“Conspiracy” is a word that produces in the liberal establishment one of the most intriguing brands of schizophrenia known to modern psychiatry. The liberals are conspiracy-paranoid when they contemplate alleged conservative conspiracies, but conspiracy-blind when they look at pro-Communist conspiracies.
No hunting dogs ever tracked down their prey more eagerly than the liberals when they salaciously researched, investigated, and pilloried with pitiless publicity every bit and piece of the Watergate conspiracy. They shamelessly licked their chops when John Ehrlichman was convicted for the crime of conspiracy.
In instigating and prosecuting suits against corporations for violations of anti-trust laws, liberal bureaucrats have been so eager to weave a fabric of circumstantial evidence to prove the crime of conspiracy that they persuaded some courts to accept the doctrine of “conscious parallelism.” Thus, when business groups submit identical prices on public bids, this is presented as evidence of conscious parallelism, which translates into business conspiracy.
When the news of the assassination of President John F. Kennedy first hit a stunned nation on November 22, 1963, the liberal establishment had a spasm reaction and made immediate accusations about “right-wing plot” and “the shame of Dallas.” When it turned out that the assassin was Lee Harvey Oswald, a pro-Communist who had renounced his citizenship to live in the Soviet Union, married a Russian, had close and recent contacts with Cuban Communists, and was even a member of a Castro front called the Fair Play for Cuba Committee, the liberal establishment reversed direction.
The prime objective of the Warren Commission (whose most famous members were then Supreme Court Justice Earl Warren and Congressman Gerald Ford) became, not to find out who killed Kennedy and why, but to prove that the murder was not the result of a conspiracy. In order to sustain that preordained proposition, it was necessary to assert that Oswald acted alone — and that was repeated with near-religious fervor.
The House Assassinations Committee, after a two-year, $5.8 million investigation, finally concluded last month that Kennedy “was probably assassinated as the result of a conspiracy.” The Committee did not find out who the conspirators were because the trail is cold; too many have died, and the Committee’s money has run out. But the evidence of the conspiracy is significant: a fourth shot was fired that fateful day which all admit could not have come from Oswald’s gun.
How sad that a conspiracy to assassinate a U.S. President will probably now remain forever unsolved. And sadder still is the fact that the conspiracy remained uninvestigated for 14 years because of the preconceived notions of the Warren Commission.
An investigation should seek the facts — not be circumscribed by the ideological predilection of the liberal establishment that, if the personalities lean toward the Communist side, there can be no conspiracy, but if they lean to the conservative side a conspiracy can be presumed.

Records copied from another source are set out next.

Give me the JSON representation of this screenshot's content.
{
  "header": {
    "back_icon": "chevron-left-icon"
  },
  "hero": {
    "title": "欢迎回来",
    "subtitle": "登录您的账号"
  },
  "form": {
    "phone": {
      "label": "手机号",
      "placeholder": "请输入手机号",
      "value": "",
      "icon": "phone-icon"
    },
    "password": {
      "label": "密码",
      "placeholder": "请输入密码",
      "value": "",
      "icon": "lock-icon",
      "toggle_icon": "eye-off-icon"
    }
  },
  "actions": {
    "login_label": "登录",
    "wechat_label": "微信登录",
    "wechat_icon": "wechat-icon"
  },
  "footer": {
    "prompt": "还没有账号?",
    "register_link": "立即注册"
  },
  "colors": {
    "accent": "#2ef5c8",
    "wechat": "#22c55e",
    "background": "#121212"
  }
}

One of the principal problems in the SALT II negotiations with the Soviets is verification of compliance by means of space satellites. Our satellite verification of SALT compliance is now compromised, perhaps hopelessly, by the delivery of a top-secret technical manual for our KH-11 satellite surveillance system by spy William Kampiles to the Soviet Union. This former CIA employee was convicted last November 17 for stealing the manual and selling it to the Soviets for $3,000. The secrets he sold were worth millions; indeed, they may have been priceless.
Time was when neither Congress nor the courts was conspiracy-blind. In the Communist Control Act of 1954, Congress proclaimed: “The Congress finds and declares that the Communist Party of the United States, although purportedly a political party, is in fact an instrumentality of a conspiracy to overthrow the Government of the United States.” And in upholding the conviction of top Communists in the 1951 case of Dennis v. United States, Justice Jackson declared: “What really is under review here is a conviction of conspiracy, after a trial for conspiracy, on an indictment charging conspiracy, brought under a statute outlawing conspiracy.”
The liberal establishment to the contrary notwithstanding, conspiracies do exist. Our national survival and the safety of our Presidents may depend on taking off our blinders and facing facts, even when they may not accord with our prejudices.